Линде хотелось бы думать, что она в жизни Фабриса нечто большее, чем мелкий плотский грешок, но она уже привыкла то и дело упираться в закрытые двери в их отношениях, научилась принимать это философски и была благодарна судьбе хотя бы за тот кусочек счастья, который ей достался.
– В Англии, – сказала она, – католики постоянно заняты тем, что отрекаются от других людей из-за своей приверженности к католицизму и причиняют себе этим немало вреда. Об этом у нас написано много книг, если вы не знали.
– Les Anglais sont des insensés, je l’ai toujours dit[129]. Создается впечатление, что вам самой хочется, чтобы вас покинули. Что изменилось с субботы? Надеюсь, вас не утомила работа для фронта?
– Нет, нет, Фабрис. Я спросила просто так.
– Но вы выглядите очень грустной, ma chérie[130], что с вами?
– Вспомнила Рождество у нас дома и захотела плакать.
– Если обстоятельства сложатся так, как я предполагал, и мне придется отправить вас обратно в Англию, вы поедете домой, к отцу?

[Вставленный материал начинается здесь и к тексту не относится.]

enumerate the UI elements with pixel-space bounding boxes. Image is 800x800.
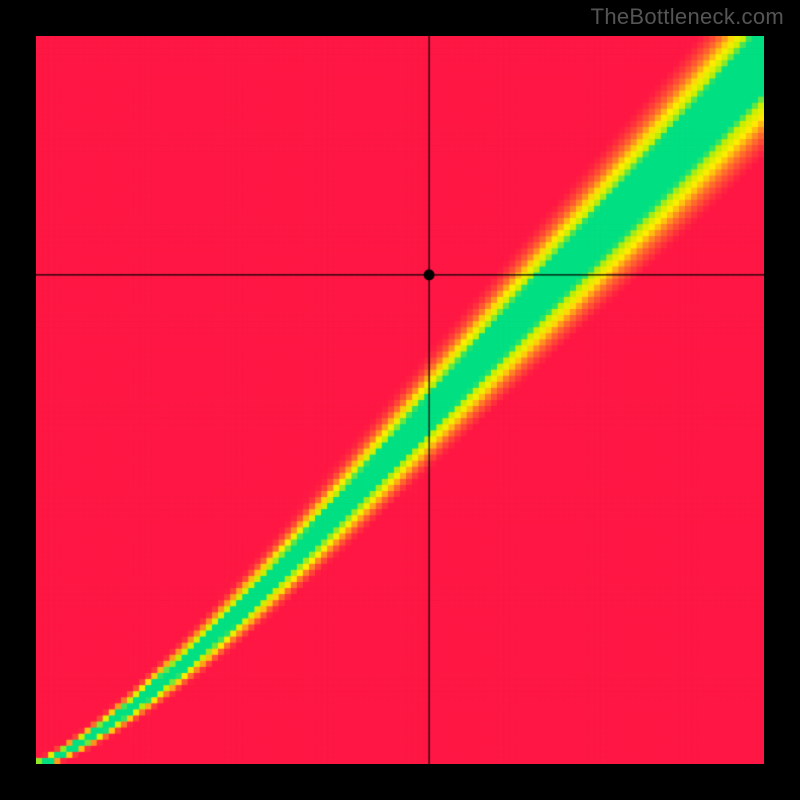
bottleneck-heatmap <box>36 36 764 764</box>
heatmap-canvas <box>36 36 764 764</box>
watermark-text: TheBottleneck.com <box>591 4 784 30</box>
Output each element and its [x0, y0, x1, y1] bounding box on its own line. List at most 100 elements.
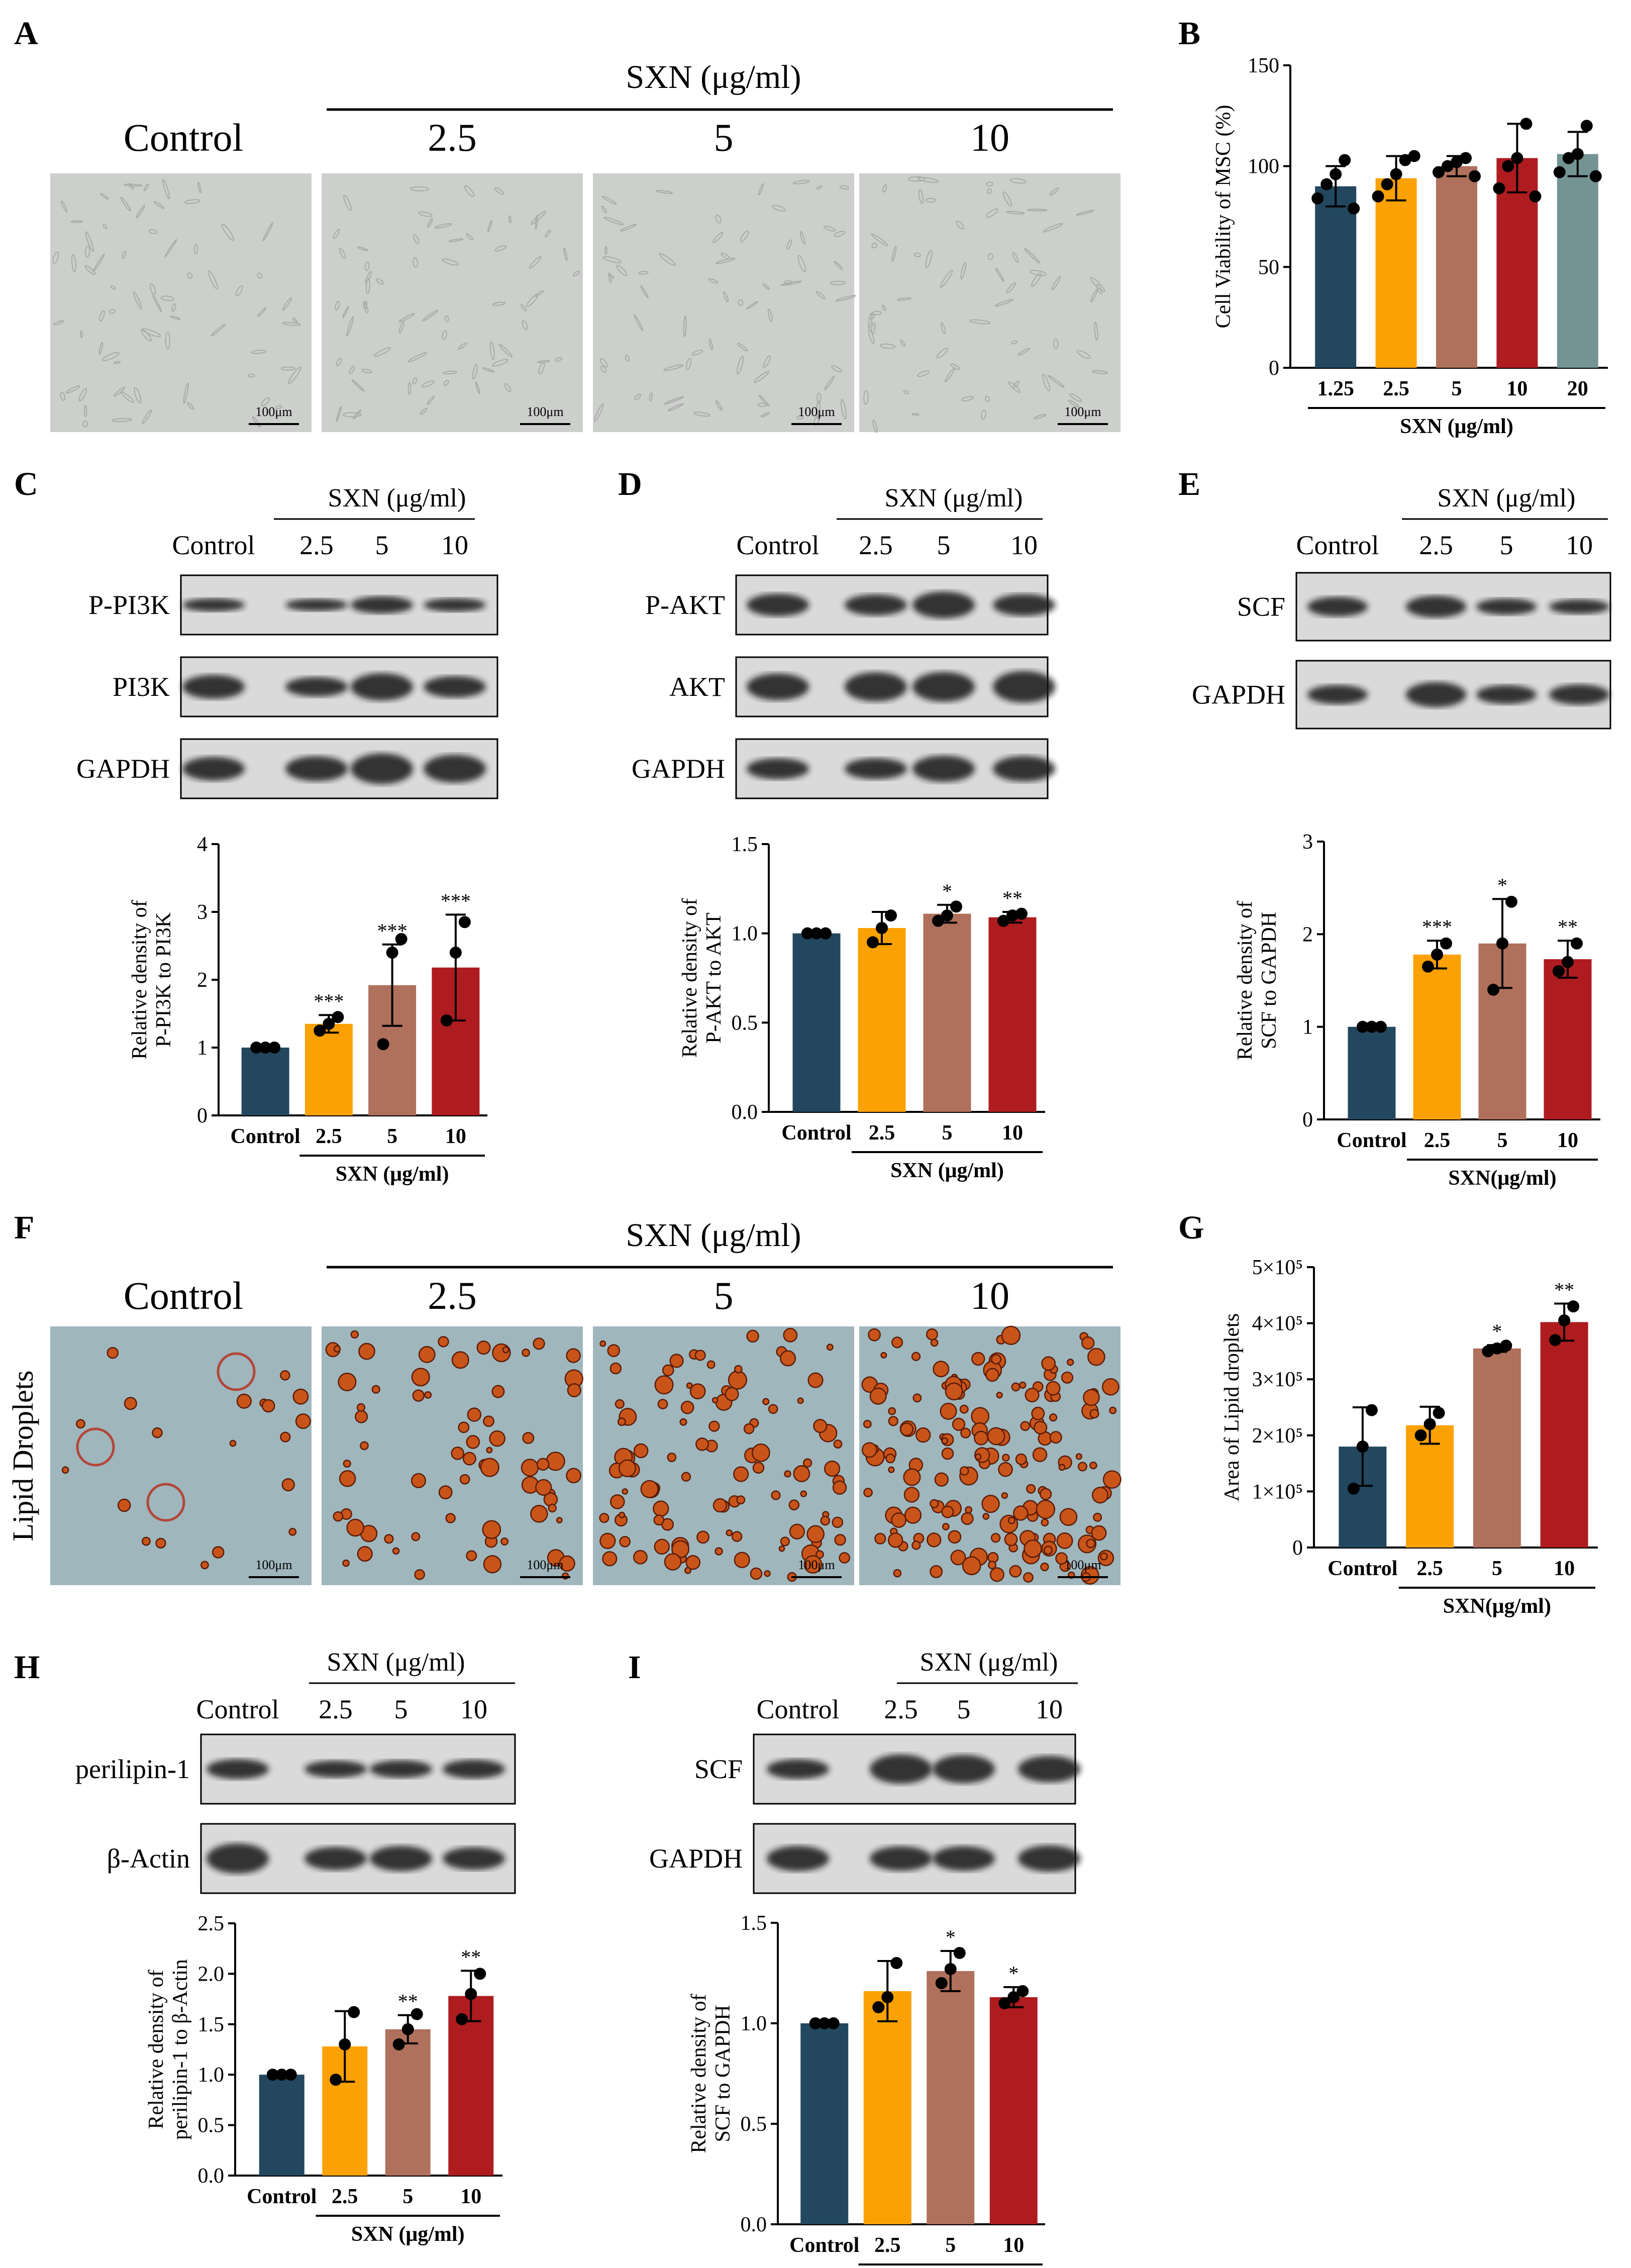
data-point	[1015, 907, 1028, 920]
blot-strip: GAPDH	[1192, 660, 1611, 730]
cell	[472, 364, 478, 380]
lipid-droplet	[280, 1431, 291, 1442]
data-point	[932, 914, 944, 927]
x-axis-label: SXN (μg/ml)	[1400, 415, 1513, 438]
lipid-droplet	[784, 1470, 791, 1478]
x-tick-label: 2.5	[869, 1121, 895, 1145]
band	[424, 676, 486, 698]
lipid-droplet	[548, 1503, 557, 1513]
lipid-droplet	[960, 1427, 971, 1438]
cell	[1026, 209, 1048, 212]
x-tick-label: 1.25	[1317, 377, 1354, 400]
lipid-droplet	[680, 1400, 694, 1414]
y-tick-label: 5×10⁵	[1252, 1256, 1303, 1279]
cell	[899, 339, 906, 347]
lipid-droplet	[974, 1430, 989, 1446]
cell	[128, 183, 134, 189]
lipid-droplet	[1056, 1532, 1073, 1549]
cell	[723, 291, 729, 302]
significance-label: *	[942, 880, 952, 902]
bar	[858, 928, 906, 1112]
x-tick-label: 20	[1567, 377, 1588, 400]
y-axis-label-line: SCF to GAPDH	[1258, 912, 1281, 1049]
lipid-droplet	[793, 1465, 810, 1482]
lipid-droplet	[820, 1515, 831, 1526]
lipid-droplet	[1109, 1406, 1117, 1414]
cell	[872, 420, 878, 433]
data-point	[1006, 909, 1018, 922]
cell	[1069, 393, 1082, 402]
lipid-droplet	[903, 1468, 921, 1486]
x-tick-label: 10	[460, 2185, 481, 2208]
data-point	[1311, 192, 1324, 204]
lane-label: Control	[736, 530, 819, 560]
bar-chart-b: 0 50 100 150 Cell Viability of MSC (%) 1.25 2.…	[1212, 54, 1608, 438]
lipid-droplet	[355, 1410, 368, 1423]
lipid-droplet	[868, 1328, 881, 1342]
lipid-droplet	[824, 1461, 841, 1477]
scale-bar-label: 100μm	[798, 1558, 835, 1572]
significance-label: **	[398, 1990, 418, 2013]
cell	[487, 220, 493, 233]
y-tick-label: 2.0	[198, 1963, 225, 1986]
band	[1549, 599, 1609, 614]
cell	[686, 358, 691, 370]
lipid-droplet	[975, 1453, 982, 1461]
band	[1018, 1845, 1080, 1872]
lipid-droplet	[411, 1368, 430, 1387]
cell	[494, 187, 504, 195]
band	[747, 758, 809, 779]
lipid-droplet	[930, 1499, 939, 1508]
lipid-droplet	[1089, 1461, 1097, 1470]
data-point	[1357, 1020, 1369, 1033]
lipid-droplet	[981, 1494, 1000, 1513]
lipid-droplet	[602, 1551, 618, 1567]
lipid-droplet	[985, 1368, 999, 1382]
cell	[482, 367, 495, 373]
cell	[784, 280, 792, 285]
lipid-droplet	[1019, 1381, 1027, 1389]
lipid-droplet	[1049, 1431, 1062, 1444]
y-tick-label: 0.0	[732, 1101, 758, 1124]
cell	[98, 342, 104, 355]
cell	[418, 211, 433, 217]
cell	[364, 261, 370, 271]
lipid-droplet	[280, 1370, 290, 1381]
lipid-droplet	[358, 1343, 375, 1360]
cell	[638, 271, 649, 275]
lipid-droplet	[619, 1536, 631, 1548]
lipid-droplet	[971, 1352, 985, 1366]
lipid-droplet	[783, 1327, 798, 1343]
data-point	[411, 2008, 423, 2020]
significance-label: ***	[441, 889, 471, 912]
lipid-droplet	[942, 1523, 950, 1530]
cell	[1068, 399, 1080, 407]
lipid-droplet	[686, 1382, 693, 1389]
lipid-droplet	[609, 1362, 622, 1375]
lipid-droplet	[771, 1490, 781, 1500]
cell	[659, 253, 676, 266]
image-background	[50, 1326, 312, 1585]
cell	[420, 407, 428, 415]
cell	[252, 416, 261, 428]
lane-label: 2.5	[319, 1694, 353, 1724]
x-axis-label: SXN(μg/ml)	[1443, 1595, 1551, 1618]
lane-label: 2.5	[884, 1694, 918, 1724]
cell	[767, 308, 773, 323]
lipid-droplet	[945, 1382, 963, 1401]
y-axis-label-line: Relative density of	[145, 1970, 168, 2129]
cell	[504, 383, 512, 392]
lipid-droplet	[893, 1569, 902, 1578]
band	[1549, 684, 1609, 705]
cell	[114, 386, 126, 397]
data-point	[890, 1957, 903, 1969]
data-point	[1366, 1020, 1378, 1033]
blot-label: AKT	[669, 672, 725, 702]
bar-chart-h: 0.0 0.5 1.0 1.5 2.0 2.5 Relative density ofper…	[145, 1912, 502, 2246]
data-point	[809, 2017, 822, 2029]
cell	[797, 255, 806, 273]
data-point	[1007, 1991, 1020, 2003]
lipid-droplet	[467, 1407, 482, 1422]
cell	[374, 347, 391, 357]
x-tick-label: 2.5	[874, 2234, 901, 2257]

– О нет, – сказала Линда, – этого не будет, ведь все английские газеты пишут, что наша экономическая блокада уничтожит Германию.
– Le blocus, – нетерпеливо возразил ей Фабрис, – quelle blague! Je vais vous dire, madame, ils ne se fi chent pas mal de votre blocus[131]. Так куда же вы поедете?
– К себе в Челси и буду ждать там вас.
– Могут потребоваться месяцы, а может, и годы.
– Я буду ждать все равно.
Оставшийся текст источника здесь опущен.